Random, IMO, either species will take the same fly patterns. For whatever reason, there seems to be an attitude that flies for Smallmouths need to be smaller than those used for LM bass. I've not found that to be necessarily the case.
In some places that can be true, but the same could be said of LM bass in some places. If the average size of either is small, then the flies don't need to be large. However, in those waters where either grow to big sizes, the same flies & sizes can be used for either. For me, that generally means larger size flies. Either species of bass will eat the same things if those things are available to them.
There are some small streams I've caught SM's in, and yes, I used smaller size flies, even down to size 12's. These are streams where a 3 or 4 wt rod is a good choice. Tossing big flies with heavier rods in these streams is not practical
The bass in those streams don't get too big, simply because the environment doesn't allow them to get too big. There's the possibility that there could be a few larger size fish there, but the majority would be on the small size, so I'll fish flies of a size that best fits the stream & the fish. That does not apply to all Smallmouths.
I've caught some decent size (2-3 lb range) & smaller size Smallmouths in the Susquehanna River here in MD (below Conowingo Dam) on 8" long saltwater type lures while fishing for Striped Bass.
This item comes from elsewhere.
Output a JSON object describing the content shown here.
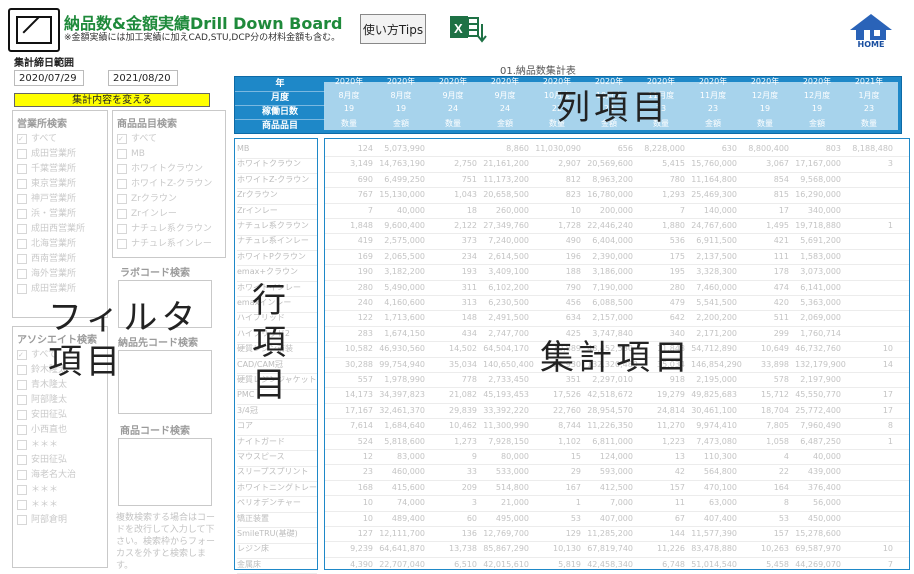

I've caught both SM & LM bass several times on the same big lures & some really big flies. IMO, either are not particular & will try to eat anything you throw at them.
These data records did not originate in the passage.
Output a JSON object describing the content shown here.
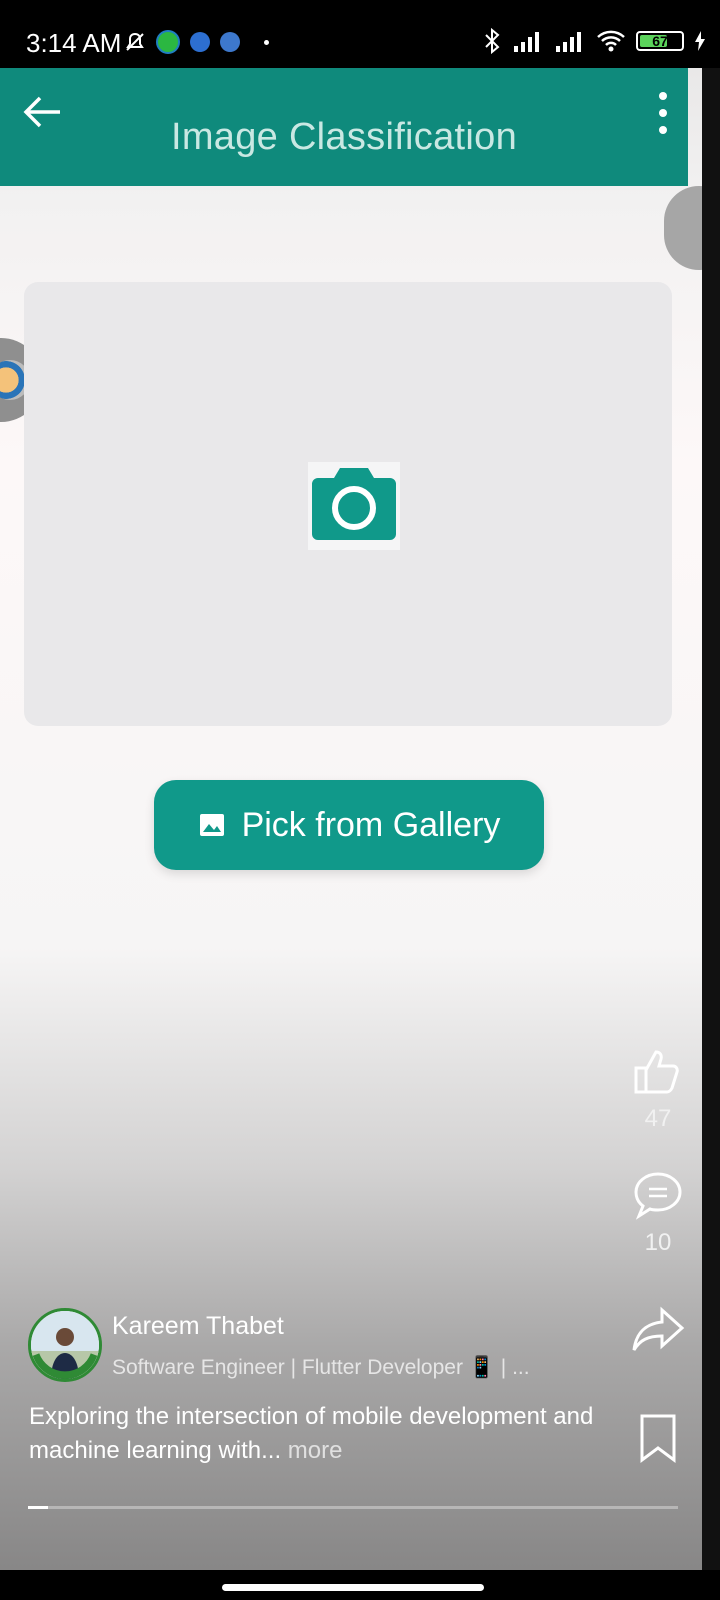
{
  "status_bar": {
    "time": "3:14 AM",
    "battery_level": "67",
    "battery_fraction": 0.67,
    "icons": [
      "mute-notifications-icon",
      "whatsapp-icon",
      "messenger-icon",
      "notification-app-icon",
      "bluetooth-icon",
      "signal-icon",
      "signal-icon",
      "wifi-icon",
      "battery-icon",
      "charging-icon"
    ]
  },
  "app": {
    "title": "Image Classification",
    "gallery_button_label": "Pick from Gallery",
    "accent_color": "#0f8a7c",
    "button_color": "#10998a"
  },
  "actions": {
    "likes": "47",
    "comments": "10"
  },
  "post": {
    "author_name": "Kareem Thabet",
    "author_headline": "Software Engineer | Flutter Developer 📱 | ...",
    "caption": "Exploring the intersection of mobile development and machine learning with...",
    "caption_more": " more",
    "progress_fraction": 0.03
  }
}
I've never fished for Pike or Muskies but have read numerous accounts of some real bruiser SM's & smaller ones being caught on Muskie & Pike size lures & flies.
In the past, I thought flies for Smallmouths needed to be smaller, but I found out first hand it's a myth that Smallmouths won't strike at big lures or flies.
Whatever size flies you tie & use for either species of bass should fit the size of the fish, the size of the waters & of course the rod you're using to cast them.
Some fly patterns, by their design, are better for places with current & some are fine for stillwater or current situations, but frankly, bass are bass.